Hoje primaverou
E Londres nunca esteve tão bonita desde que cheguei. À hora de almoço, em vez de engolirem à pressa uma sandes, sentadas à secretária, as pessoas foram para o parque. Tudo estava colorido e luminoso. Por momentos acreditei que a cidade era genuinamente colorida e luminosa. Quem me dera que pudessem ter visto. Não: quem me dera que pudessem ter lá estado comigo.
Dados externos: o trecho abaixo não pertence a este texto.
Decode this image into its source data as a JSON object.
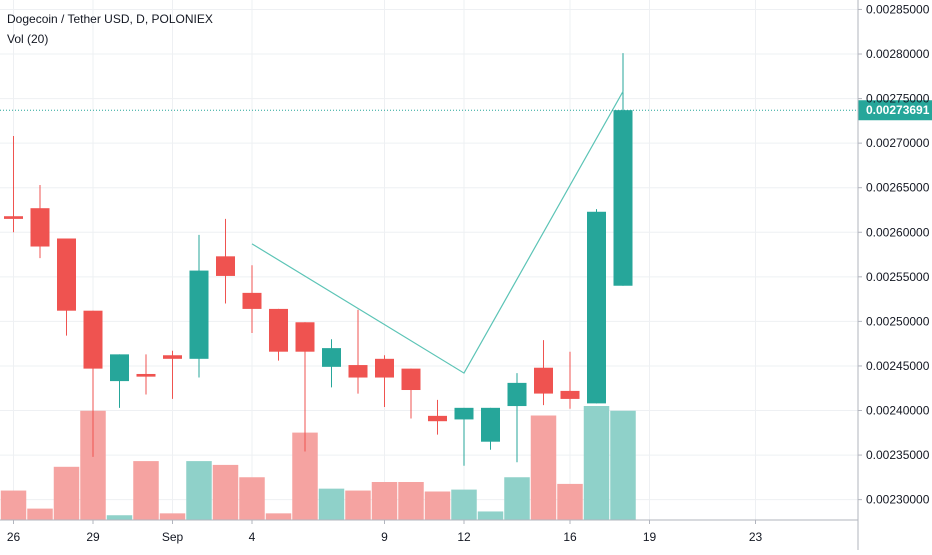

Era como se hoje ninguém empurrasse ninguém para entrar a correr no metro quase a partir, mesmo sabendo que outro viria passado um ou dois minutos. Ou como se as adolescentes não se vestissem todas de igual e não carregassem sete quilos de maquilhagem para ficar com aquele aspecto vulgar que os rapazes, alcoolizados às oito da noite, gostam. Se vejo mais um par de leggings com uma túnica de grávida por cima e sabrinas fluorescentes a não condizer fico doente. E é impressão minha ou sou a única pessoa nesta cidade que não toca em drogas? Hoje parecia que os mais velhos eram ouvidos, respeitados e bem tratados e que os imigrantes eram simpáticos para os outros imigrantes. Hoje no parque não havia miúdos – crianças – de 15 anos a matar outras crianças de 15 anos. Nem gangs nos tablóides, porque hoje não havia tablóides. E não havia gente orgulhosa de ser ignorante ou ingleses que pensam que a Europa, que aqui não é de certeza, e porque não querem que seja, é uma praia no Algarve ou no Sul de Espanha. Não é por maldade, mas começa a ser um bocadinho irritante ouvir as palavras "Albufeira" e "Portimão" a seguir a “sou de Portugal”. Hoje as pessoas não andavam obcecadas com compras e com a sua própria vaidade. Nem passavam o dia a pensar no que fazer com todo o dinheiro que ganham sem grande esforço. Nunca estive tão fora de moda. Nunca me senti tão despreocupada com isso. Dá-me até um certo gozo. Preciso de um corte de cabelo. Mas acho que vou esperar pelas mini férias em Lisboa.
Hoje primaverou e as pessoas importavam-se, e queriam saber. Gostava mesmo que estivessem lá estado comigo.